I admire the rigor and clean lines of Modernism, but I'm also excited by the curvilinear and the sculptural in much of today's architecture. Some see that kind of design as gimmicky or show-offish, and certainly it can be, if form and function are divorced. But in the proper context, why shouldn't architecture—including, and maybe especially, sustainable architecture—be as expressive, poetic and evocative as the best abstract sculpture? Green buildings don't have to be ugly!
…where he finds inspiration
My inspirations as a writer are legion. They include poets (Whitman, Lowell, Charles Wright), novelists (Dickens, Forster, Welty), playwrights (Shakespeare, Williams, Albee) and architecture writers (Mumford, Muschamp, Levine). I'm also inspired by everyday speech, and try to incorporate its natural rhythms into written language.
…his favorite "moment" in architecture
The career of Louis Sullivan.
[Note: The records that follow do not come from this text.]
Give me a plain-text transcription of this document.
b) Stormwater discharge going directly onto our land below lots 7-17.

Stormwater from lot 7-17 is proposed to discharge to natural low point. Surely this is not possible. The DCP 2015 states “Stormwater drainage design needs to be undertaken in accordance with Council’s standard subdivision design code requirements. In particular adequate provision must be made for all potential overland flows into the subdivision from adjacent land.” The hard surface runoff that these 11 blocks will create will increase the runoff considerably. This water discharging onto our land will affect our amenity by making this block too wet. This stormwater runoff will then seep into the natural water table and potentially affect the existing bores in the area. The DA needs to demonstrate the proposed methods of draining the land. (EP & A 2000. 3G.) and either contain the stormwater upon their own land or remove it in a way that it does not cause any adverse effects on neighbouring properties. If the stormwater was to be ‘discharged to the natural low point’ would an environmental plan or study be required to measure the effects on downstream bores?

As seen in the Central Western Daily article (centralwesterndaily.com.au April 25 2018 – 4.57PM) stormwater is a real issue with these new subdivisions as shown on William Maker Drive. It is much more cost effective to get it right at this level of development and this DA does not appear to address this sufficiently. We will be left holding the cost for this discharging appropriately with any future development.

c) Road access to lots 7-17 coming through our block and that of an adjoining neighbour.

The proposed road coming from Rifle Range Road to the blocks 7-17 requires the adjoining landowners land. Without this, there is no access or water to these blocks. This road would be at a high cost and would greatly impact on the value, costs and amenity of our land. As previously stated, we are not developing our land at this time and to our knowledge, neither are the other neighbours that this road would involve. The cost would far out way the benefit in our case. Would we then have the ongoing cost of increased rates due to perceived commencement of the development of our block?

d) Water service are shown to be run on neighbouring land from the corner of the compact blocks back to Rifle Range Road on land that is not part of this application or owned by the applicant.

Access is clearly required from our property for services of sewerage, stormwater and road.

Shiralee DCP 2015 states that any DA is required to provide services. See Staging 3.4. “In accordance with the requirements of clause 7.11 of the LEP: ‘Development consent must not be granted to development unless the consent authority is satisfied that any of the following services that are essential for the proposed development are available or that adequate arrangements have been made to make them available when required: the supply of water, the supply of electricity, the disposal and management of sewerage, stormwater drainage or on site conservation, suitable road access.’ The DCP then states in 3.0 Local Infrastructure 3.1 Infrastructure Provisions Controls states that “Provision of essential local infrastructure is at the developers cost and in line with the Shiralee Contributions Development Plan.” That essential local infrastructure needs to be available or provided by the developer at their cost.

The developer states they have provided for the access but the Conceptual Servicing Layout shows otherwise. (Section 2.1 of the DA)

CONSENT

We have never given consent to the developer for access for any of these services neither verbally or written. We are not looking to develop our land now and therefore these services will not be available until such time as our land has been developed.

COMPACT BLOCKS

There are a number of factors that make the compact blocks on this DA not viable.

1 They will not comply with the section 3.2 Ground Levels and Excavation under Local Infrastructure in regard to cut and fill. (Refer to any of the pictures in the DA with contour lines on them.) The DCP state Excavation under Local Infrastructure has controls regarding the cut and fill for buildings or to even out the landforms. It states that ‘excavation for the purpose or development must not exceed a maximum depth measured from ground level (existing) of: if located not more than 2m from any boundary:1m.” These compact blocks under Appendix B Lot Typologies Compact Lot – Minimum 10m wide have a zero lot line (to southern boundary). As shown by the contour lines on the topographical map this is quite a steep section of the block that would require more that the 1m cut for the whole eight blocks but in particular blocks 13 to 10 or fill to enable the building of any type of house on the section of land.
As much any other architect, and far more than most, Sullivan bridged the gaps between form and function, decoration and utility, art and architecture.
…his favorite city architecturally
Chicago, mainly because it has the highest concentration (which is, admittedly, not very high) of extant buildings by Sullivan. It doesn't hurt that the metro area also has quite a few examples of work by Sullivan's most famous pupil, Frank Lloyd Wright.
...what he'd be if he weren't in his current position
A best-selling novelist, or perhaps the author of a nonfiction book (also best-selling, naturally) along the lines of The Devil in the White City.
...what he does when he's not writing
Reading, relaxing in front of the tube, going to movies and plays, traveling, cooking, dining and relaxing with my family and friends.